1918年には明石は台湾総督に就任し、同時に陸軍大将に進級しました。
明石は台湾で水力発電事業を推進、新たな鉄道の敷設、台湾人の教育機会の拡充など、現在の台湾の発展にもつながるような施策を次々と行います。
こうした明石の統治は内外で評判となり、台湾総督の次は総理大臣にという声が上がるまでになりました。
しかし、明石は総督就任から1年4ヶ月後の1919年、55歳で急死してしまいました。

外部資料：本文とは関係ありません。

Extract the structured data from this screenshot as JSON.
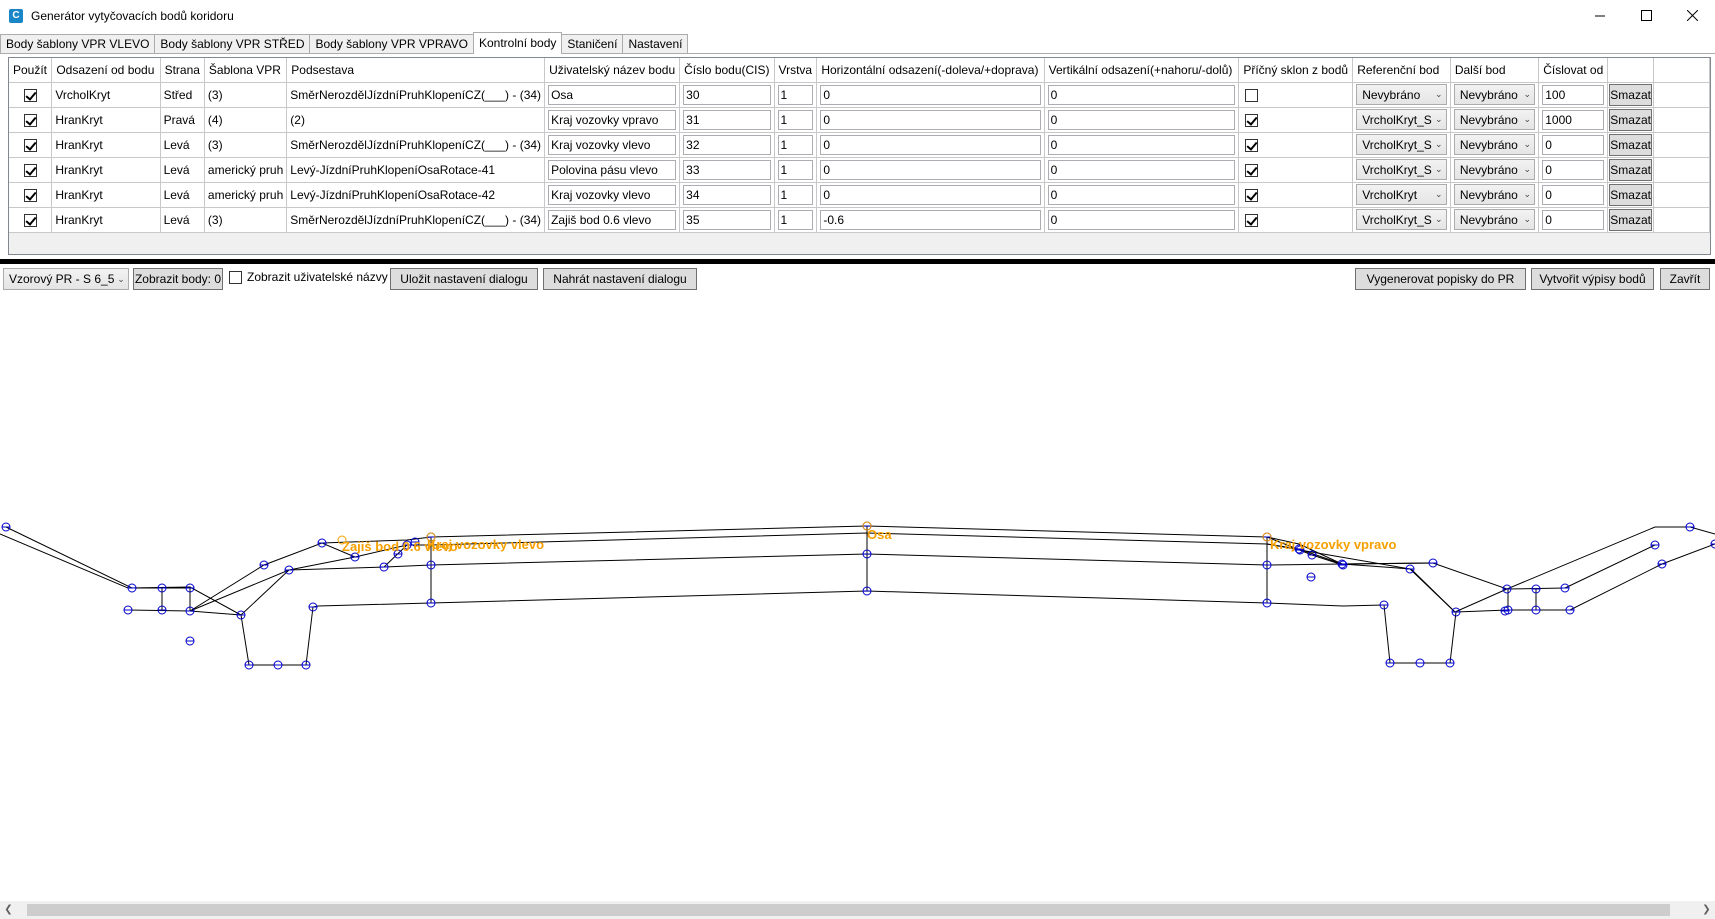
{
  "window": {
    "title": "Generátor vytyčovacích bodů koridoru",
    "minimize_icon": "minimize-icon",
    "maximize_icon": "maximize-icon",
    "close_icon": "close-icon"
  },
  "tabs": [
    {
      "label": "Body šablony VPR VLEVO",
      "active": false
    },
    {
      "label": "Body šablony VPR STŘED",
      "active": false
    },
    {
      "label": "Body šablony VPR VPRAVO",
      "active": false
    },
    {
      "label": "Kontrolní body",
      "active": true
    },
    {
      "label": "Staničení",
      "active": false
    },
    {
      "label": "Nastavení",
      "active": false
    }
  ],
  "grid": {
    "headers": [
      "Použít",
      "Odsazení od bodu",
      "Strana",
      "Šablona VPR",
      "Podsestava",
      "Uživatelský název bodu",
      "Číslo bodu(CIS)",
      "Vrstva",
      "Horizontální odsazení(-doleva/+doprava)",
      "Vertikální odsazení(+nahoru/-dolů)",
      "Příčný sklon z bodů",
      "Referenční bod",
      "Další bod",
      "Číslovat od",
      ""
    ],
    "rows": [
      {
        "use": true,
        "offset_from": "VrcholKryt",
        "side": "Střed",
        "template": "(3)",
        "subassembly": "SměrNerozdělJízdníPruhKlopeníCZ(___) - (34)",
        "user_name": "Osa",
        "number": "30",
        "layer": "1",
        "h_offset": "0",
        "v_offset": "0",
        "cross_slope": false,
        "ref_point": "Nevybráno",
        "next_point": "Nevybráno",
        "number_from": "100",
        "delete": "Smazat"
      },
      {
        "use": true,
        "offset_from": "HranKryt",
        "side": "Pravá",
        "template": "(4)",
        "subassembly": "(2)",
        "user_name": "Kraj vozovky vpravo",
        "number": "31",
        "layer": "1",
        "h_offset": "0",
        "v_offset": "0",
        "cross_slope": true,
        "ref_point": "VrcholKryt_S",
        "next_point": "Nevybráno",
        "number_from": "1000",
        "delete": "Smazat"
      },
      {
        "use": true,
        "offset_from": "HranKryt",
        "side": "Levá",
        "template": "(3)",
        "subassembly": "SměrNerozdělJízdníPruhKlopeníCZ(___) - (34)",
        "user_name": "Kraj vozovky vlevo",
        "number": "32",
        "layer": "1",
        "h_offset": "0",
        "v_offset": "0",
        "cross_slope": true,
        "ref_point": "VrcholKryt_S",
        "next_point": "Nevybráno",
        "number_from": "0",
        "delete": "Smazat"
      },
      {
        "use": true,
        "offset_from": "HranKryt",
        "side": "Levá",
        "template": "americký pruh",
        "subassembly": "Levý-JízdníPruhKlopeníOsaRotace-41",
        "user_name": "Polovina pásu vlevo",
        "number": "33",
        "layer": "1",
        "h_offset": "0",
        "v_offset": "0",
        "cross_slope": true,
        "ref_point": "VrcholKryt_S",
        "next_point": "Nevybráno",
        "number_from": "0",
        "delete": "Smazat"
      },
      {
        "use": true,
        "offset_from": "HranKryt",
        "side": "Levá",
        "template": "americký pruh",
        "subassembly": "Levý-JízdníPruhKlopeníOsaRotace-42",
        "user_name": "Kraj vozovky vlevo",
        "number": "34",
        "layer": "1",
        "h_offset": "0",
        "v_offset": "0",
        "cross_slope": true,
        "ref_point": "VrcholKryt",
        "next_point": "Nevybráno",
        "number_from": "0",
        "delete": "Smazat"
      },
      {
        "use": true,
        "offset_from": "HranKryt",
        "side": "Levá",
        "template": "(3)",
        "subassembly": "SměrNerozdělJízdníPruhKlopeníCZ(___) - (34)",
        "user_name": "Zajiš bod 0.6 vlevo",
        "number": "35",
        "layer": "1",
        "h_offset": "-0.6",
        "v_offset": "0",
        "cross_slope": true,
        "ref_point": "VrcholKryt_S",
        "next_point": "Nevybráno",
        "number_from": "0",
        "delete": "Smazat"
      }
    ]
  },
  "toolbar": {
    "template_select": "Vzorový PR - S 6_5",
    "show_points": "Zobrazit body: 0",
    "show_user_names_label": "Zobrazit uživatelské názvy",
    "show_user_names_checked": false,
    "save_settings": "Uložit nastavení dialogu",
    "load_settings": "Nahrát nastavení dialogu",
    "generate_labels": "Vygenerovat popisky do PR",
    "create_listings": "Vytvořit výpisy bodů",
    "close": "Zavřít"
  },
  "preview": {
    "labels": {
      "left_edge": "Zajiš bod 0.6 vlevo",
      "left_road": "Kraj vozovky vlevo",
      "center": "Osa",
      "right_road": "Kraj vozovky vpravo"
    },
    "line_color": "#000000",
    "point_color": "#0000cc",
    "label_color": "#f5a000"
  }
}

死因は当時流行していたスペイン風邪ではないかといわれています。
明石は故郷の福岡で亡くなりましたが、自分の遺骸は台湾に埋葬するようにと遺言し、現在でも台湾に明石の墓は存在しています。
まとめ
日本史上類を見ない大規模な謀略戦をやってのけた明石元二郎。
明石の活躍がなければ日本の勝利はありませんでしたが、明石が出世できなかったことで日本軍に情報軽視の風潮を作ることにもつながってしまいました。
誰よりも情報工作の有効性を知っていた明石が総理大臣になっていれば、日本軍内でも情報戦略の有効性を見直し活用する動きが出ていたことでしょう。
また、日露戦争で明石の工作に苦しめられたロシア側では、ソ連が情報戦略を重視し、第二次世界大戦では多数の工作員を日本にも送り込み、ゾルゲ事件で処刑されたリヒャルト・ゾルゲをはじめ、日本を苦しめることとなります。
昭和の日本の進む道、ひいては現代日本の舵取りにも影響を与えているかもしれない明石元二郎と日露戦争後の情報軽視の風潮。
日露戦争における明石の活躍を再確認することは、現代を生きる我々にも勉強になるかもしれません。